If you're unlucky, eating a poppy seed bagel before a drug test could cost you a job, which is why a UK-based company is launching a poppy seed blend that contains a low morphine content.
FDL, a company that supplies specialist ingredients to the food, beverage, fragrance, and chemical industries, is intent on helping the increasing number of employees who have to take drug tests to get or keep their jobs. Their new low-morphine poppy seeds promise to keep residual morphine levels below 20 parts per million—far below the 900 parts per million found in traditional poppy seeds. Bring on the lox and onions!
This problem with poppy seeds is well known, but it was highlighted last month when veteran British TV presenter Angela Rippon tested positive for morphine after eating a loaf of poppy seed bread and a poppy seed bagel in the course of a three-day period. Rippon launched her experiment after a contributor to her show, Rip Off Britain: Food, told Rippon that he had been fired from his job for failing a routine drug test and had absolutely no idea why—until he realised it must have been his breakfast: some poppyseed bread.

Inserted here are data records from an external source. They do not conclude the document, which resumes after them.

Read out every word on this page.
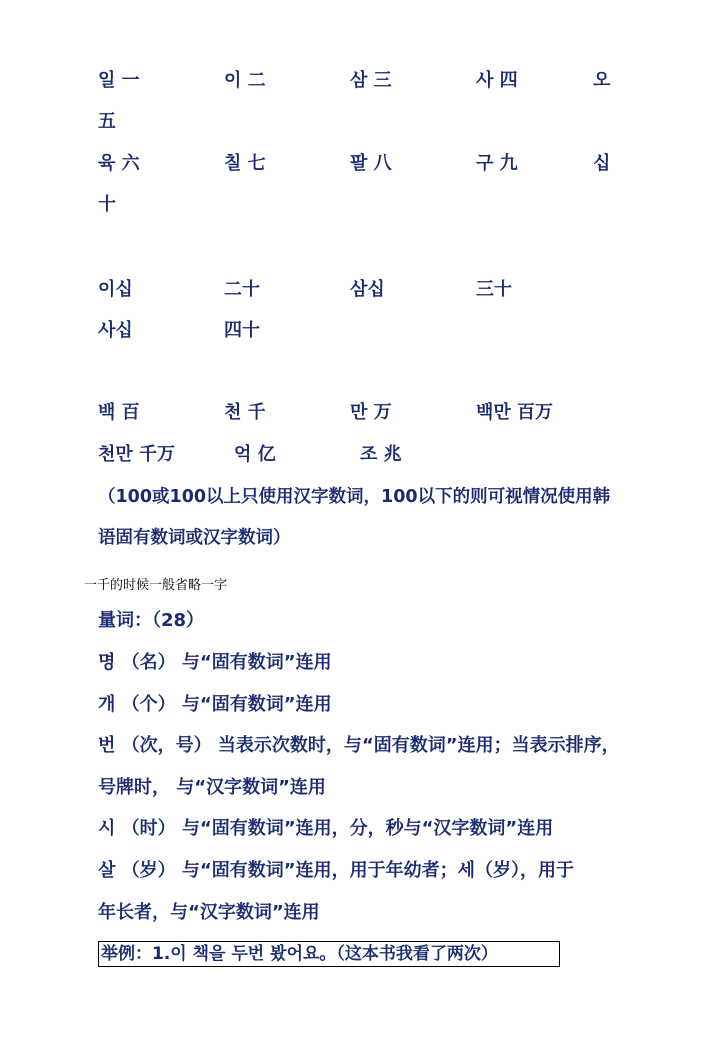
일 一	이 二	삼 三	사 四	오
五
육 六	칠 七	팔 八	구 九	십
十
이십	二十	삼십	三十
사십	四十
백 百	천 千	만 万	백만 百万
천만 千万	억 亿	조 兆
（100或100以上只使用汉字数词，100以下的则可视情况使用韩
语固有数词或汉字数词）
一千的时候一般省略一字
量词：（28）
명 （名） 与“固有数词”连用
개 （个） 与“固有数词”连用
번 （次，号） 当表示次数时，与“固有数词”连用；当表示排序，
号牌时， 与“汉字数词”连用
시 （时） 与“固有数词”连用，分，秒与“汉字数词”连用
살 （岁） 与“固有数词”连用，用于年幼者；세（岁），用于
年长者，与“汉字数词”连用
举例：1.이 책을 두번 봤어요。（这本书我看了两次）
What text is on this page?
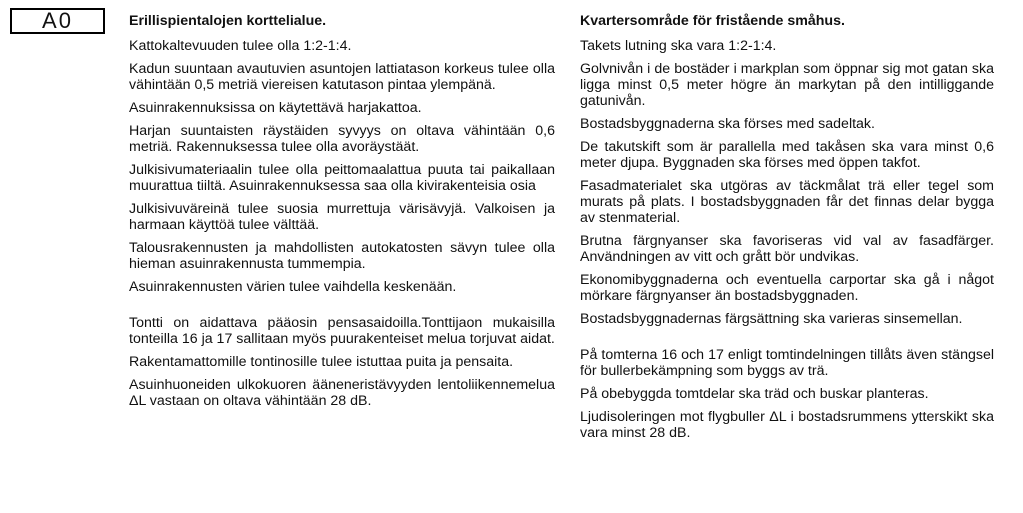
A0	Erillispientalojen korttelialue.
Kattokaltevuuden tulee olla 1:2-1:4.
Kadun suuntaan avautuvien asuntojen lattiatason korkeus tulee olla vähintään 0,5 metriä viereisen katutason pintaa ylempänä.
Asuinrakennuksissa on käytettävä harjakattoa.
Harjan suuntaisten räystäiden syvyys on oltava vähintään 0,6 metriä. Rakennuksessa tulee olla avoräystäät.
Julkisivumateriaalin tulee olla peittomaalattua puuta tai paikallaan muurattua tiiltä. Asuinrakennuksessa saa olla kivirakenteisia osia
Julkisivuväreinä tulee suosia murrettuja värisävyjä. Valkoisen ja harmaan käyttöä tulee välttää.
Talousrakennusten ja mahdollisten autokatosten sävyn tulee olla hieman asuinrakennusta tummempia.
Asuinrakennusten värien tulee vaihdella keskenään.
Tontti on aidattava pääosin pensasaidoilla.Tonttijaon mukaisilla tonteilla 16 ja 17 sallitaan myös puurakenteiset melua torjuvat aidat.
Rakentamattomille tontinosille tulee istuttaa puita ja pensaita.
Asuinhuoneiden ulkokuoren ääneneristävyyden lentoliikennemelua ΔL vastaan on oltava vähintään 28 dB.
Kvartersområde för fristående småhus.
Takets lutning ska vara 1:2-1:4.
Golvnivån i de bostäder i markplan som öppnar sig mot gatan ska ligga minst 0,5 meter högre än markytan på den intilliggande gatunivån.
Bostadsbyggnaderna ska förses med sadeltak.
De takutskift som är parallella med takåsen ska vara minst 0,6 meter djupa. Byggnaden ska förses med öppen takfot.
Fasadmaterialet ska utgöras av täckmålat trä eller tegel som murats på plats. I bostadsbyggnaden får det finnas delar bygga av stenmaterial.
Brutna färgnyanser ska favoriseras vid val av fasadfärger. Användningen av vitt och grått bör undvikas.
Ekonomibyggnaderna och eventuella carportar ska gå i något mörkare färgnyanser än bostadsbyggnaden.
Bostadsbyggnadernas färgsättning ska varieras sinsemellan.
På tomterna 16 och 17 enligt tomtindelningen tillåts även stängsel för bullerbekämpning som byggs av trä.
På obebyggda tomtdelar ska träd och buskar planteras.
Ljudisoleringen mot flygbuller ΔL i bostadsrummens ytterskikt ska vara minst 28 dB.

Obviously, Rippon's contributor is not a Seinfeld fan, because as Elaine explained in an episode of the iconic show, the presence of morphine, a derivative of opium, can be found in the urine of those who indulge in poppy seeds, which are often added to breads and muffins.
Professor Atholl Johnston, a toxicology expert at Queen Mary University, told Rippon that eating traditional poppy seeds before a drug test is risky: "The amount of morphine in a poppy seed will vary quite considerably depending on when and where it was harvested. In fact, when tests have been done there's about a 600-fold variation in the amount of morphine in poppy seeds."
FDL wants to change all that by creating its controlled, low-morphine seeds. Gareth Elwin, a division director at FDL, told FoodNavigator that a recent rise in people testing positive for heroin after consuming poppy seeds is posing a problem for bread companies. "For the baking companies, they have been concerned about this for a while because it has the potential to have a negative impact on their brand image," Elwin explained. FDL says it has already signed a deal with one of the UK's big bread companies to start using its new poppy seed blend.
MUNCHIES reached out to FDL for comment, but has yet to hear back.
Rest easy, poppy seed lovers: It looks as though a day will come soon when hamantashen, germknödel, and kołacz can be enjoyed by both the unemployed and jobseekers alike.